Novel compounds were prepared in fair to good yields as human beta(3)-adrenoceptor (beta(3)-AR) agonists. In particular, aryloxypropanolamines 7a-d (EC50=0.57-2.1 nm) and arylethanolamines 12a,b,e (EC50=6.38-19.4 nm) were designed to explore the effects of modifications at the right-hand side of these molecules on their activity as beta(3)-AR agonists.
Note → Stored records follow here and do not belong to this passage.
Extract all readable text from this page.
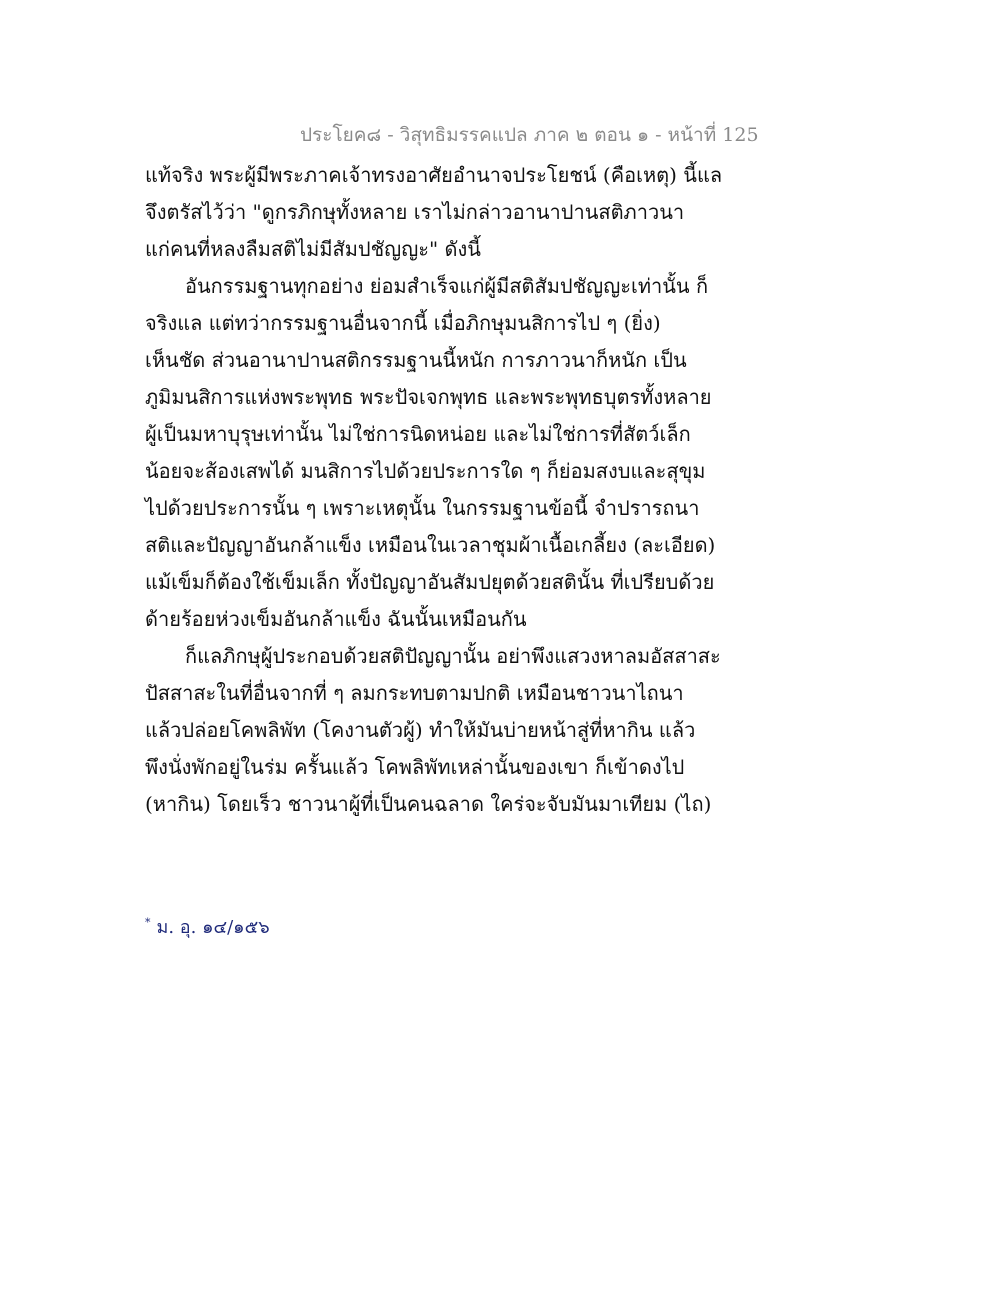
ประโยค๘ - วิสุทธิมรรคแปล ภาค ๒ ตอน ๑ - หน้าที่ 125
แท้จริง พระผู้มีพระภาคเจ้าทรงอาศัยอำนาจประโยชน์ (คือเหตุ) นี้แล
จึงตรัสไว้ว่า "ดูกรภิกษุทั้งหลาย เราไม่กล่าวอานาปานสติภาวนา
แก่คนที่หลงลืมสติไม่มีสัมปชัญญะ" ดังนี้
อันกรรมฐานทุกอย่าง ย่อมสำเร็จแก่ผู้มีสติสัมปชัญญะเท่านั้น ก็
จริงแล แต่ทว่ากรรมฐานอื่นจากนี้ เมื่อภิกษุมนสิการไป ๆ (ยิ่ง)
เห็นชัด ส่วนอานาปานสติกรรมฐานนี้หนัก การภาวนาก็หนัก เป็น
ภูมิมนสิการแห่งพระพุทธ พระปัจเจกพุทธ และพระพุทธบุตรทั้งหลาย
ผู้เป็นมหาบุรุษเท่านั้น ไม่ใช่การนิดหน่อย และไม่ใช่การที่สัตว์เล็ก
น้อยจะส้องเสพได้ มนสิการไปด้วยประการใด ๆ ก็ย่อมสงบและสุขุม
ไปด้วยประการนั้น ๆ เพราะเหตุนั้น ในกรรมฐานข้อนี้ จำปรารถนา
สติและปัญญาอันกล้าแข็ง เหมือนในเวลาชุมผ้าเนื้อเกลี้ยง (ละเอียด)
แม้เข็มก็ต้องใช้เข็มเล็ก ทั้งปัญญาอันสัมปยุตด้วยสตินั้น ที่เปรียบด้วย
ด้ายร้อยห่วงเข็มอันกล้าแข็ง ฉันนั้นเหมือนกัน
ก็แลภิกษุผู้ประกอบด้วยสติปัญญานั้น อย่าพึงแสวงหาลมอัสสาสะ
ปัสสาสะในที่อื่นจากที่ ๆ ลมกระทบตามปกติ เหมือนชาวนาไถนา
แล้วปล่อยโคพลิพัท (โคงานตัวผู้) ทำให้มันบ่ายหน้าสู่ที่หากิน แล้ว
พึงนั่งพักอยู่ในร่ม ครั้นแล้ว โคพลิพัทเหล่านั้นของเขา ก็เข้าดงไป
(หากิน) โดยเร็ว ชาวนาผู้ที่เป็นคนฉลาด ใคร่จะจับมันมาเทียม (ไถ)
* ม. อุ. ๑๔/๑๕๖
Piperidine sulfonamides 15a-c,e-g (EC50=6.1-36.2 nm) and piperazine sulfonamide derivatives 20-29 (EC50=1.79-49.3 nm) were examined as compounds bearing a non-aromatic linker on the right-and left-hand sides of the molecules. Some piperazine sulfonamides were found to be potent and selective beta(3)-AR agonists, even if the amine nitrogen atom is tertiary and not secondary, as is the case for all beta(3)-AR agonists reported so far. (S)-3-{4-{N-{4-{2-[2-Hydroxy-3-(4-hydroxyphenoxy)propylamino]ethyl}phenyl}sulfamoyl}phenoxy}propanoic acid (7d; EC50=0.57 nM), (R)-N-{4-[2-(2-hydroxy-2-phenylethylamino)ethyl]phenyl}-4-(3-octyl-ureido)benzenesulfonamide (12e; EC50=6.38 nm), (R)-2-[1-(4-methoxyphenylsulfonyl)piperidin-4-ylamino]-1-phenylethanol (15f; EC50=6.1 nm), and (S)-4-{2-hydroxy-3-[4-(4-methoxyphenylsulfonyl)piperazin-1-yl]propoxy}pheno; (25; EC50=1.79 nm) were found to be the most potent beta(3)-AR agonists of the aryloxypropanolamine, arylethanolamine, piperidine sulfonamide, and piperazine sulfonamide classes, respectively. The two most potent compounds were identified as possible candidates for further development of beta(3)-AR agonists useful in the treatment of beta(3)-AR-mediated pathological conditions.